Current situation and in the event of attaining a Brexit deal
The purpose of the Mutual Recognition of Professional Qualifications (MRPQ) Directive is to provide a framework to help facilitate the free movement of workers from the EEA and Switzerland, by having their professional qualifications recognised in a state other than the one in which they were attained. The MRPQ primarily relates to regulated professions, details of which are available on the European Commission's database of regulated professions.
CIAT is the EU's competent authority for the Chartered Architectural Technologist in the UK. This means that CIAT is the 'gatekeeper' for the profession, and in order to adhere to the MRPQ, it has to ensure those that meet the minimum requirements are granted access to the profession in the UK.
The MRPQ offers several mechanisms for recognition, which set out what Competent Authorities must do to ensure that their qualification processes are fair and transparent, and facilitate free movement as far as is possible.
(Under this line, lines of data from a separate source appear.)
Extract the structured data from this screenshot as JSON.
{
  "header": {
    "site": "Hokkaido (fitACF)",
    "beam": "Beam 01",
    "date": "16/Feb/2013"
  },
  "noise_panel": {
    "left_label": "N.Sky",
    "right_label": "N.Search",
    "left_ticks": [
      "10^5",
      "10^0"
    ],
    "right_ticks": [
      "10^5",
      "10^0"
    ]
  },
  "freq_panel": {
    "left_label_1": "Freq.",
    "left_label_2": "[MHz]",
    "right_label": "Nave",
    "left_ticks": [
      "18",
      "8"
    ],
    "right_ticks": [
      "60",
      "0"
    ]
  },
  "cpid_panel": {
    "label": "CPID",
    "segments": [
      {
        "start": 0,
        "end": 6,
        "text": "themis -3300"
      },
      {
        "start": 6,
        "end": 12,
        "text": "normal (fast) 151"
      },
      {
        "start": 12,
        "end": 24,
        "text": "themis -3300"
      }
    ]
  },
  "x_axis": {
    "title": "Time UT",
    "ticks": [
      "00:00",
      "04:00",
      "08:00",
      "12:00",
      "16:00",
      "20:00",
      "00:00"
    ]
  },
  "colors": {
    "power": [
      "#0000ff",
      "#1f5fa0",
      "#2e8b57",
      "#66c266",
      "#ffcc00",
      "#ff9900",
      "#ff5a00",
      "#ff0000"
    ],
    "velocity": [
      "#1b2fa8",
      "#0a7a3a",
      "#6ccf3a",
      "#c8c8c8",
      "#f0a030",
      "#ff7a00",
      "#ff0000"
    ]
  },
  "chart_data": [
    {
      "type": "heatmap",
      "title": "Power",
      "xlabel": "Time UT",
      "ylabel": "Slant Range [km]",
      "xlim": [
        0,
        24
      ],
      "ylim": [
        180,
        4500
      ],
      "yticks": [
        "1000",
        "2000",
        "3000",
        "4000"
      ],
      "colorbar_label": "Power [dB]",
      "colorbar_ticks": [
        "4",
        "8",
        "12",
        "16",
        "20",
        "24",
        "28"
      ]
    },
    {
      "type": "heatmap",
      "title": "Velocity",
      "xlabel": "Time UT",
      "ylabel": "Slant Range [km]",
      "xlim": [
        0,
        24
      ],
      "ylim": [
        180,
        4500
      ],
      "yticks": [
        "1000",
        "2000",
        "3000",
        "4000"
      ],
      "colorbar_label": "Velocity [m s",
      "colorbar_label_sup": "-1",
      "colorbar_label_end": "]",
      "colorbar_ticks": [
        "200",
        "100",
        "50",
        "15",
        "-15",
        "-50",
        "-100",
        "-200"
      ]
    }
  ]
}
These mechanisms for recognition include:
- automatic recognition based on minimum training conditions or professional experience (this applies to doctors, nurses, dental practitioners, veterinary surgeons, midwives, pharmacists and architects).
- the 'general system'. Competent Authorities or regulators must not refuse applications on the basis of inadequate qualifications, if the qualification(s) held by applicants that want to practise the regulated profession are recognised by an EEA State or Switzerland. An applicant may be required to undertake an aptitude test or an adaptation period before being eligible to practice the regulated profession.
- for those who want to work on a temporary or ocassional basis in another EEA State or Switzerland.
The mechanism that applies to those seeking to practice as a Chartered Architectural Technologist is the general system. CIAT is the only Competent Authority that exists in Europe for the Chartered Architectural Technologist. In fact, CIAT is the only body with the authority to award the professional qualification of Chartered Architectural Technologist and will remain so, regardless of Brexit.
Our Institute's membership processes have always been inclusive and we have always considered partial access and compensation measures to those that have applied for membership in order to facilitate a flexible route to qualification. Our processes take into account academic achievement and work experience, regardless of the EU Directive. CIAT will continue to operate in the same way.
The government has prepared legislation to update the Recognition of Professional Qualifications Regulations. This will bring a new system into force for exit day. There is also an Explanatory Memorandum, which explains the legislation and the changes it will make to the Recognition of Professional Qualifications Regulations in more detail. This legislation will be supplemented by sector specific legislation to cover certain professions.
UK regulators would no longer be obliged to abide by the EU Directive and there would be no reciprocal recognition mechanism in place between the UK and EEA states or Switzerland. Decisions to accept an applicant as a Chartered Architectural Technologist would be discretionary.
Competent Authorities for other regulated professions in the EEA or Switzerland would not be required to recognise UK nationals, and they would be subject to the national rules and policies of the Member State. As CIAT is the only EU Competent Authority for Chartered Architectural Technologists, this will have no impact on our members.
The government will continue to work with the Scottish Government, Welsh Government and the Northern Ireland Civil Service as well as regulatory bodies to ensure the future system for the recognition of professional qualifications works across the UK. These arrangements are without prejudice to the rights and privileges accorded, by virtue of the Common Travel Area, to Irish and UK citizens when in each other's state.
Member recognition in EU and freedom of movement, before and after Brexit
Some EEA nations do not have a role that is directly equivalent to a Chartered Architectural Technologist. Some countries will have protection of function, so only certain professions are recognised to undertake certain activities. This already presents challenges to Chartered Architectural Technologists who wish to work in these EU states, regardless of Brexit and whether or not a deal is struck.
Other countries will not have regulation of profession or function, and members who are currently able to move and work freely would need to investigate the rules and policies of the nation in which they want to work, as they would do now.
Depending on the outcomes of the Brexit negotiations, visa restrictions may apply.